49. Aber gleich darauf setzte er hinzu: „Legt keine Hand an mich; so viel an mir liegt, soll dieser Tempel durch keine Gewaltthat entheiligt werden. Noch einmal erhebe ich meine Blicke zu dem Gott, und folge euch dann freiwillig.“ Schon hoffte ich, ihn gewonnen zu haben. Er hielt die Hand an den Mund, und ich dachte nichts Anderes, als daß er bete.
Antipater. Was war es denn sonst?
Archias. Nachher brachten wir von einer Sclavin, die wir folterten, das Geständniß heraus, er habe seit lange schon Gift bei sich getragen, um sich durch Trennung seines Geistes von dem Körper in Freiheit zu setzen. Kaum waren wir über die Schwelle des Tempels getreten, als er mit einem Blicke auf mich sagte: „Nimm Diesen hier, und bring’ ihn dem Antipater; den Demosthenes wirst du ihm nicht bringen können, ich schwör’ es bei den“ … ich glaube, er wollte hinzusetzen: „bei den Helden von Marathon!“ aber die Rede versagte ihm, und mit dem Worte Lebewohl! ward sein Geist entrückt. Dieß, mein König, ist der Erfolg, den ich dir von der Belagerung und Eroberung des Demosthenes zu berichten habe.
Antipater. Auch Dieß, mein Archias, gehört zum ganzen Demosthenes. Wahrlich ein unüberwindlicher, ein seliger Geist! welch heldenmüthiger Entschluß, welche Vorsicht, würdig des freien Bürgers, das Unterpfand seiner Freiheit stets bei sich zu tragen!
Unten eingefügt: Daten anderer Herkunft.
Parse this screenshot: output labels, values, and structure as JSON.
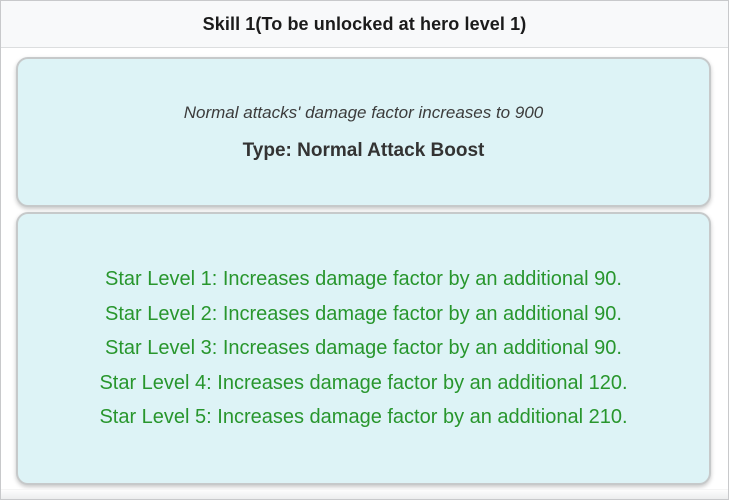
{
  "header": {
    "title": "Skill 1(To be unlocked at hero level 1)"
  },
  "skill_info": {
    "description": "Normal attacks' damage factor increases to 900",
    "type_label": "Type: Normal Attack Boost"
  },
  "star_levels": [
    "Star Level 1: Increases damage factor by an additional 90.",
    "Star Level 2: Increases damage factor by an additional 90.",
    "Star Level 3: Increases damage factor by an additional 90.",
    "Star Level 4: Increases damage factor by an additional 120.",
    "Star Level 5: Increases damage factor by an additional 210."
  ],
  "colors": {
    "header_bg": "#f8f9fa",
    "card_bg": "#ddf3f6",
    "card_border": "#c6c9ca",
    "description_text": "#3c3c3c",
    "type_text": "#333333",
    "star_text": "#28962d"
  }
}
Er ist nun hingegangen, um unter den Heroen auf den Inseln der Seligen ein neues Leben zu beginnen; oder er hat die Wege betreten, auf welchen die Geister nach dem Glauben Vieler zum Himmel wandeln, und dient nun als Genius dem freiheitschirmenden Jupiter. Seine Ueberreste will ich nach Attica senden: sie sind diesem Lande ein theureres Kleinod, als selbst die Leiber Derer, die bei Marathon fielen.
Lukian von Samosata: Lucian’s Werke. J. B. Metzler, Stuttgart 1827–1832, Seite 1784. Digitale Volltext-Ausgabe bei Wikisource, URL: https://de.wikisource.org/w/index.php?title=Seite:Lucians_Werke_1784.jpg&oldid=- (Version vom 1.8.2018)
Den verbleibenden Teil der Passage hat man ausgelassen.